Cliff and I were walking along a sidewalk in search of a funnel cake when he looked down and said, offhandedly, "Oh, a poodle."
He pointed at an oil stain on the sidewalk that, indeed, resembled a poodle. This just goes to prove that Cliff is an oil-stain expert, having worked on various kinds of old farm equipment for years. He knows oil-stain art when he sees it.
Most of the rest of our day at the fair was spent watching the super-farmer competition, which I found to be great fun.
These big ole' farmer guys compete to see who can toss a forty-two-pound hay bale the highest. At the end, the winner made it over thirteen feet. Meanwhile on the sidelines, the ladies tossed thirty-eight-pound bales for distance, not height. I didn't get a video of that competition. However, there was the egg-gathering contest. The guy sits on a hay bale while the lady runs to another bale and gathers six eggs; one of them is hard-boiled: She has to crack them on the man's head until she finds the hard-boiled egg. It's a timed event, and the couple with the least time, wins.
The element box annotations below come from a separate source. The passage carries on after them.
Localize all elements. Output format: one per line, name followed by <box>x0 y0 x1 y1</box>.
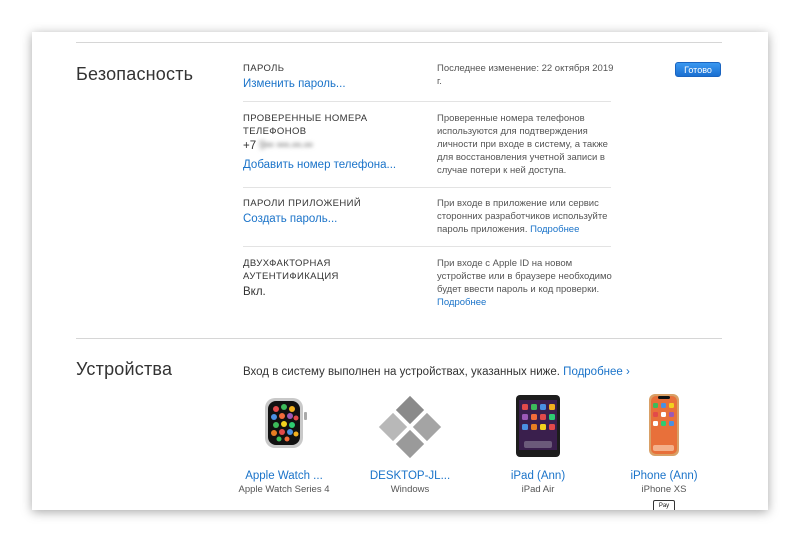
app-passwords-more-link[interactable]: Подробнее <box>530 224 579 235</box>
row-divider <box>243 246 611 247</box>
devices-section-title: Устройства <box>76 359 173 379</box>
devices-intro: Вход в систему выполнен на устройствах, … <box>243 366 630 378</box>
device-model: iPad Air <box>521 484 555 495</box>
trusted-phone-number: +7 9•• •••-••-•• <box>243 140 313 152</box>
top-divider <box>76 42 722 43</box>
change-password-link[interactable]: Изменить пароль... <box>243 78 346 90</box>
ipad-icon <box>483 392 593 460</box>
device-iphone[interactable]: iPhone (Ann) iPhone XS <box>609 392 719 495</box>
device-name[interactable]: DESKTOP-JL... <box>355 470 465 482</box>
device-ipad[interactable]: iPad (Ann) iPad Air <box>483 392 593 495</box>
app-passwords-description: При входе в приложение или сервис сторон… <box>437 197 619 236</box>
trusted-phones-description: Проверенные номера телефонов используютс… <box>437 113 608 176</box>
row-divider <box>243 187 611 188</box>
device-model: Windows <box>390 484 430 495</box>
account-settings-card: Безопасность Готово ПАРОЛЬ Изменить паро… <box>32 32 768 510</box>
done-button[interactable]: Готово <box>675 62 721 77</box>
apple-watch-icon <box>229 392 339 460</box>
device-model: iPhone XS <box>641 484 687 495</box>
create-password-link[interactable]: Создать пароль... <box>243 213 337 225</box>
devices-more-link[interactable]: Подробнее › <box>563 366 630 378</box>
device-windows-desktop[interactable]: DESKTOP-JL... Windows <box>355 392 465 495</box>
two-factor-description: При входе с Apple ID на новом устройстве… <box>437 257 619 309</box>
trusted-phones-label: ПРОВЕРЕННЫЕ НОМЕРА ТЕЛЕФОНОВ <box>243 113 368 137</box>
device-apple-watch[interactable]: Apple Watch ... Apple Watch Series 4 <box>229 392 339 495</box>
two-factor-description-text: При входе с Apple ID на новом устройстве… <box>437 258 612 295</box>
devices-intro-text: Вход в систему выполнен на устройствах, … <box>243 366 560 378</box>
two-factor-status: Вкл. <box>243 286 266 298</box>
phone-number-blurred: 9•• •••-••-•• <box>259 140 313 152</box>
device-model: Apple Watch Series 4 <box>238 484 330 495</box>
windows-logo-icon <box>355 392 465 460</box>
password-description: Последнее изменение: 22 октября 2019 г. <box>437 63 614 87</box>
security-section-title: Безопасность <box>76 64 194 84</box>
device-name[interactable]: Apple Watch ... <box>229 470 339 482</box>
iphone-icon <box>609 392 719 460</box>
app-passwords-label: ПАРОЛИ ПРИЛОЖЕНИЙ <box>243 198 362 209</box>
two-factor-label: ДВУХФАКТОРНАЯ АУТЕНТИФИКАЦИЯ <box>243 258 339 282</box>
device-name[interactable]: iPad (Ann) <box>483 470 593 482</box>
password-label: ПАРОЛЬ <box>243 63 285 74</box>
section-divider <box>76 338 722 339</box>
add-phone-link[interactable]: Добавить номер телефона... <box>243 159 396 171</box>
phone-prefix: +7 <box>243 140 257 152</box>
two-factor-more-link[interactable]: Подробнее <box>437 297 486 308</box>
device-name[interactable]: iPhone (Ann) <box>609 470 719 482</box>
app-passwords-description-text: При входе в приложение или сервис сторон… <box>437 198 608 235</box>
apple-pay-icon: Pay <box>653 500 675 510</box>
row-divider <box>243 101 611 102</box>
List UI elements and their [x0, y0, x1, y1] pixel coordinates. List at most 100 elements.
Everybody in the contest seemed to be having a blast.
In this event, the couple had to stack the hay exactly like it was at the other end.
I was disappointed that there weren't any horses in the barns; the society horse show was over for this year. I asked the lady at an information tent about this, and she said on Friday there will be draft horses there for competition. That's also the day the dairy cattle, including Jerseys, will be there.
If we go back then, we'll pack a lunch, stay away from the expensive fair food, and hopefully get an earlier start. And I'll have a schedule made up of the free events I want to watch.
When we left the fair, we made a stop at Menard's, a store that almost always has Walmart prices beat; I keep hoping they'll put a Menard's in this area. We picked up a few bargains, then headed home where we had the adventure I told about in the previous entry.